Okay, so a bunch of people drank cyanide flavored Kool-Aid and died. Tragic. Crazy. Until I saw this documentary I just assumed they were a bunch of religious flakes waiting to be ferried off to another world and, well, there’s no accounting for those people.
Not so, it turns out. The church was founded on a platform of integration in Indianapolis, where that wasn’t too popular, necessitating a move to San Francisco. Once in SF, they were socially engaged, aware and progressive. They did more than talk: they mobilized, they marched, they canvassed— they were an activist church. The Peoples Temple was apparently critical in getting Mascone elected mayor in 1975. Jim Jones preached the here and now rather than some future, other world, and they were drawn together in a collective effort to shape that here and now, providing a sense of community and purpose to members. Old, young, black, white bound together, united to make a better world.
The church was, in essence, a traditional arm-swaying, gospel singing, tears and clapping black church. And like many black churches, the Peoples Temple did more than care for its members’ souls once a week. It worried about their bodies and minds, whether they have jobs, places to live, child care, elder care. The church constructed its own social institutions. Elderly people turned over their social security checks, but in return they received care as an integral part of an extended family and community. It is easy to see how the idealism in action of the Peoples Temple might draw people in.
There were signs of trouble. When a member of the congregation shares during a service that those wishing to be sodomized by Jim Jones should take an enema first, red flags should go up. When Jim Jones preached that all people are essentially homosexual and should remain celibate (except, as it turns out, with him), one would expect a little voice to start whispering concerns. As people increasingly become expected to hand over their earnings and receive an allowance, as people begin to call Jones ‘Father’, as honest talk between members becomes increasingly dangerous, or when after a communion he informs the congregation they had just drank cyanide, only to say ‘just kidding, it was a test of loyalty’… all these things might indicate something is not entirely right in the Peoples Temple.
But how does an individual member place the good and the bad into a balance? At what point does ‘this is weird’ outweigh the potentially profound sense of purpose and community?
It’s extremely easy to be self-righteous, to watch this documentary and feel confident that I would never fall into such craziness. It’s easy to psychologize about what sort of social or emotional dysfunction would lead people to become caught up in what we so easily label with hindsight a cult. But if I’m honest, I’m not so sure.
I don’t know when the expression ‘rat race’ came into currency, but it must have been during the 20c. Holding individual expression, choice and pursuit in high regard, our culture breeds anomie and disconnection. Often our romantic notion of The Individual devolves to the atomistic consumer striving for his/her share of the pie. It isn’t difficult to see how someone might feel themselves coming alive in a community like the Peoples Temple, to be part of something greater than oneself, something sustaining, emotional, meaningful, to become part of a community in which one is embraced, nurtured. Of course you have to give something up, adjust your world view, accommodate individuality to group norms and beliefs.

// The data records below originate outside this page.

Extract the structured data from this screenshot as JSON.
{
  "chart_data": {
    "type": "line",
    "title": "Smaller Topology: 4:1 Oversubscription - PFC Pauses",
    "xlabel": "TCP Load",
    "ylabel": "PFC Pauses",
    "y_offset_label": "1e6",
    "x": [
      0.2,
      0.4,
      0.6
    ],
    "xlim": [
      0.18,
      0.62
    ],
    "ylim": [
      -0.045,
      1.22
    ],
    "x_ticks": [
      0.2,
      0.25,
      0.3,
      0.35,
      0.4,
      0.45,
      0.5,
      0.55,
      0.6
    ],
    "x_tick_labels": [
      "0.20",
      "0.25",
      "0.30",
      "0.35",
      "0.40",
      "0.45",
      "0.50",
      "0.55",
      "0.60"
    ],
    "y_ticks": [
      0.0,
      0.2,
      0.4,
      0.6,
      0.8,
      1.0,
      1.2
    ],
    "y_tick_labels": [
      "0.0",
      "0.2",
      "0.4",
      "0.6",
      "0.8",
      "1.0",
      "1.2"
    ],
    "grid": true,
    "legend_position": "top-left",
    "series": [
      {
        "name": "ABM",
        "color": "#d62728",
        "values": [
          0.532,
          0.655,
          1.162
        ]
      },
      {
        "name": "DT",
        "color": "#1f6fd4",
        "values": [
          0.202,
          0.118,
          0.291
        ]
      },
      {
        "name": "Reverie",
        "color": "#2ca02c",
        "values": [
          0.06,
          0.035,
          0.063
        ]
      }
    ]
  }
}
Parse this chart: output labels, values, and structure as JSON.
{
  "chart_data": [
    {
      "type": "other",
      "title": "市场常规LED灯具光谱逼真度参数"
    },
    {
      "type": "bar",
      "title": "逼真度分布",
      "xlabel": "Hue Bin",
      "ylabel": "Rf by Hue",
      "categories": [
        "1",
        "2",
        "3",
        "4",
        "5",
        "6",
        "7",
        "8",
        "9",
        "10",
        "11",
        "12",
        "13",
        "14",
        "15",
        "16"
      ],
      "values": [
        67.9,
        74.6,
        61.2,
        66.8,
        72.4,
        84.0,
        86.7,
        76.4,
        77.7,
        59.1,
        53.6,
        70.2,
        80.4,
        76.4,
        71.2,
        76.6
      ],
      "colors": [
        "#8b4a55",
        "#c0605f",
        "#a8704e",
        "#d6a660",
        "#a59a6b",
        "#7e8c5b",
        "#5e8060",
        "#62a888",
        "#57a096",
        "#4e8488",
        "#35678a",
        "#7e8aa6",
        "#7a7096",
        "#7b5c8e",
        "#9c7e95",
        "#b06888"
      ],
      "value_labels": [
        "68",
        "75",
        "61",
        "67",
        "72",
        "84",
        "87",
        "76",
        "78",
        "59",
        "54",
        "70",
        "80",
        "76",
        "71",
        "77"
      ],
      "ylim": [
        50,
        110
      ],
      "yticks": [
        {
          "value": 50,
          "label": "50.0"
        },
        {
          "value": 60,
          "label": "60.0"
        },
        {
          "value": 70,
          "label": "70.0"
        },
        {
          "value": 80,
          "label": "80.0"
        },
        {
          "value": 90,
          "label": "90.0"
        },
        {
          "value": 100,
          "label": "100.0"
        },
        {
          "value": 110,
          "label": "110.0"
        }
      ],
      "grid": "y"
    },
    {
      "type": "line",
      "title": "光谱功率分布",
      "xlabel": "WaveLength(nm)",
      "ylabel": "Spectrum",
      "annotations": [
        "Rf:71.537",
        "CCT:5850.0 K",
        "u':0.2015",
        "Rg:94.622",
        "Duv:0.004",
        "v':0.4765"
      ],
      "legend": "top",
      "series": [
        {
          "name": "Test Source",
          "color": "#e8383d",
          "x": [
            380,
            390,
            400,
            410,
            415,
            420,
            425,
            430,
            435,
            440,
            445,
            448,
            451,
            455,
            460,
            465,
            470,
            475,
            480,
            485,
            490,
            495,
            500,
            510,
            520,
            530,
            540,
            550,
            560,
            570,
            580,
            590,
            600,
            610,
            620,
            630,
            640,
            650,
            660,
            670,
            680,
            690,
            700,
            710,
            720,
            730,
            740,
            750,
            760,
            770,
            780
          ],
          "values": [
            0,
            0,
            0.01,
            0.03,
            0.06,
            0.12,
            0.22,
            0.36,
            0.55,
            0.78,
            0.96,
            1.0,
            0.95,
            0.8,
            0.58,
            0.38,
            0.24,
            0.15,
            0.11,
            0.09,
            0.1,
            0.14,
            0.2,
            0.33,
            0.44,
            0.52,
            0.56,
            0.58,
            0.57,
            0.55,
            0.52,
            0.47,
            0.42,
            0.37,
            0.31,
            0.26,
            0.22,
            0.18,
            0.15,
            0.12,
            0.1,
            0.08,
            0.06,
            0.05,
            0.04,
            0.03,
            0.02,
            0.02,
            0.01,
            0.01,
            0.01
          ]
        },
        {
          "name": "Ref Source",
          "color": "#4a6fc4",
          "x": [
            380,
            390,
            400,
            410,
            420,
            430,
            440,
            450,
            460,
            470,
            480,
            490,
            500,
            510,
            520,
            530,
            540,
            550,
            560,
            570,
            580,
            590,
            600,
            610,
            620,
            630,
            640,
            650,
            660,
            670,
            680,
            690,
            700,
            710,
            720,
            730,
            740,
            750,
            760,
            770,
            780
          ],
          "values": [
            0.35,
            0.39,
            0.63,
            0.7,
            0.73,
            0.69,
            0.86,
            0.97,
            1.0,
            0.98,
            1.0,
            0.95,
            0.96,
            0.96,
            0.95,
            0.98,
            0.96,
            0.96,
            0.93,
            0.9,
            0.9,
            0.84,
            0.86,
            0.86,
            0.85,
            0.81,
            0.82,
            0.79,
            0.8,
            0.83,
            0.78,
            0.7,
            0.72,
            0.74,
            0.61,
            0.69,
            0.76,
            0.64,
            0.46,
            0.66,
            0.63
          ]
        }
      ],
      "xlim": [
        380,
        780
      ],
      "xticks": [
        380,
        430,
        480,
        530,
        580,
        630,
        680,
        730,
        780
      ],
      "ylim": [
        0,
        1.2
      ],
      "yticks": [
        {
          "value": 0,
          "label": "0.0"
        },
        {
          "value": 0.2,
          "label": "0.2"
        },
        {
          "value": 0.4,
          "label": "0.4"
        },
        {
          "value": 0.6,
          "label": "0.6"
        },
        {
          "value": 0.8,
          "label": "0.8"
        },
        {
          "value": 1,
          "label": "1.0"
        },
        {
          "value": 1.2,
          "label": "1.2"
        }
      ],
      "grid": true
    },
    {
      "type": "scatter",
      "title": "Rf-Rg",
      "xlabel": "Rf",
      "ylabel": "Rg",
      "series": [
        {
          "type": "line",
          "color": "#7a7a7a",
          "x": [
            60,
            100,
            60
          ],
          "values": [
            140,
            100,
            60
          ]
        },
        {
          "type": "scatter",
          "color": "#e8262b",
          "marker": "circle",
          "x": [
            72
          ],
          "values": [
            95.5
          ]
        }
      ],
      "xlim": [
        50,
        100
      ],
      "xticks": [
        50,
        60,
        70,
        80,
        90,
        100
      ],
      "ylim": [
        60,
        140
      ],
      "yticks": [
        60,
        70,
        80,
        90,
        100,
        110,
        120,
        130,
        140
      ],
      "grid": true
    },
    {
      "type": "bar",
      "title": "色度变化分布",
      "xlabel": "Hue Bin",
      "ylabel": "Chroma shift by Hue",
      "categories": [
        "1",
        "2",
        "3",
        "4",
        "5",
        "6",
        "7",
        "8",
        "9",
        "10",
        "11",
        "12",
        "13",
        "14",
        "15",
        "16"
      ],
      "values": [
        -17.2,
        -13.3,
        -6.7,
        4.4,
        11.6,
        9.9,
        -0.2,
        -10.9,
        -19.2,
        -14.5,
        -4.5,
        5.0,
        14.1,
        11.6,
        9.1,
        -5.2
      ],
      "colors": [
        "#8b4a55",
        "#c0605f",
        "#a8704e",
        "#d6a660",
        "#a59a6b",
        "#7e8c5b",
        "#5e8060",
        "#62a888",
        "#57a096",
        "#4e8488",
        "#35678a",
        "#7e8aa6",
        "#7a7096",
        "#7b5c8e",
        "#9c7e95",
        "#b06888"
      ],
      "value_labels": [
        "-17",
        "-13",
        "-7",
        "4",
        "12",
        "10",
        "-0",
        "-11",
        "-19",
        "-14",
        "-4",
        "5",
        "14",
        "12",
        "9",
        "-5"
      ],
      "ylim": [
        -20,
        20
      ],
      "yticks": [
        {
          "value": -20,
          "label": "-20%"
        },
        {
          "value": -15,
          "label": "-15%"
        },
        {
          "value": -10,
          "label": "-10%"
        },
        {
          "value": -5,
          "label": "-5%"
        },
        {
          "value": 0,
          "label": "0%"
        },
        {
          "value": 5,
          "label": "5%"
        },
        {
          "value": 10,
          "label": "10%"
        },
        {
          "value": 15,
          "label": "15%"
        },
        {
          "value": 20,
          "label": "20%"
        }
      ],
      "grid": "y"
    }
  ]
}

Isn’t this just an extreme version of our lives everyday? Is it only cults in which individual thought is sacrificed to group think? Do we not give up individual beliefs and perspectives all the time to conform to a collective, normative set of values? How many college students, after reading Nietzsche, Kafka, studying art and music and having deep and broad philosophical, political and social discussions becomes prematurely middle-aged at 24? How often are we driven to take jobs, buy homes, marry spouses because it is what we feel we should do? How often do we trade dreams and aspirations for security, electronic gadgetry and inane entertainment?
Of course, our trade-offs don’t lead to mass suicide, but we shouldn’t underestimate the potential damage. From segregation to fag-bashing to war to more subtle forms of damage and destruction, is our ‘normal’ capitulation to group think any less deleterious, if perhaps not so obvious?
We can look back at the Peoples Temple and endlessly analyze ‘what the hell went wrong here.’ And we should. But if we approach it asking ‘what was wrong with these people,’ distancing ourselves and pathologizing the members, we miss the richness of their story. They set aside individual, critical thought to be part of something greater and larger than themselves. It ended badly, but there was nobility in their aspirations. Recognizing ourselves in their choices— in a million little ways every day— is the gift of their story. What are we reaching for when we capitulate?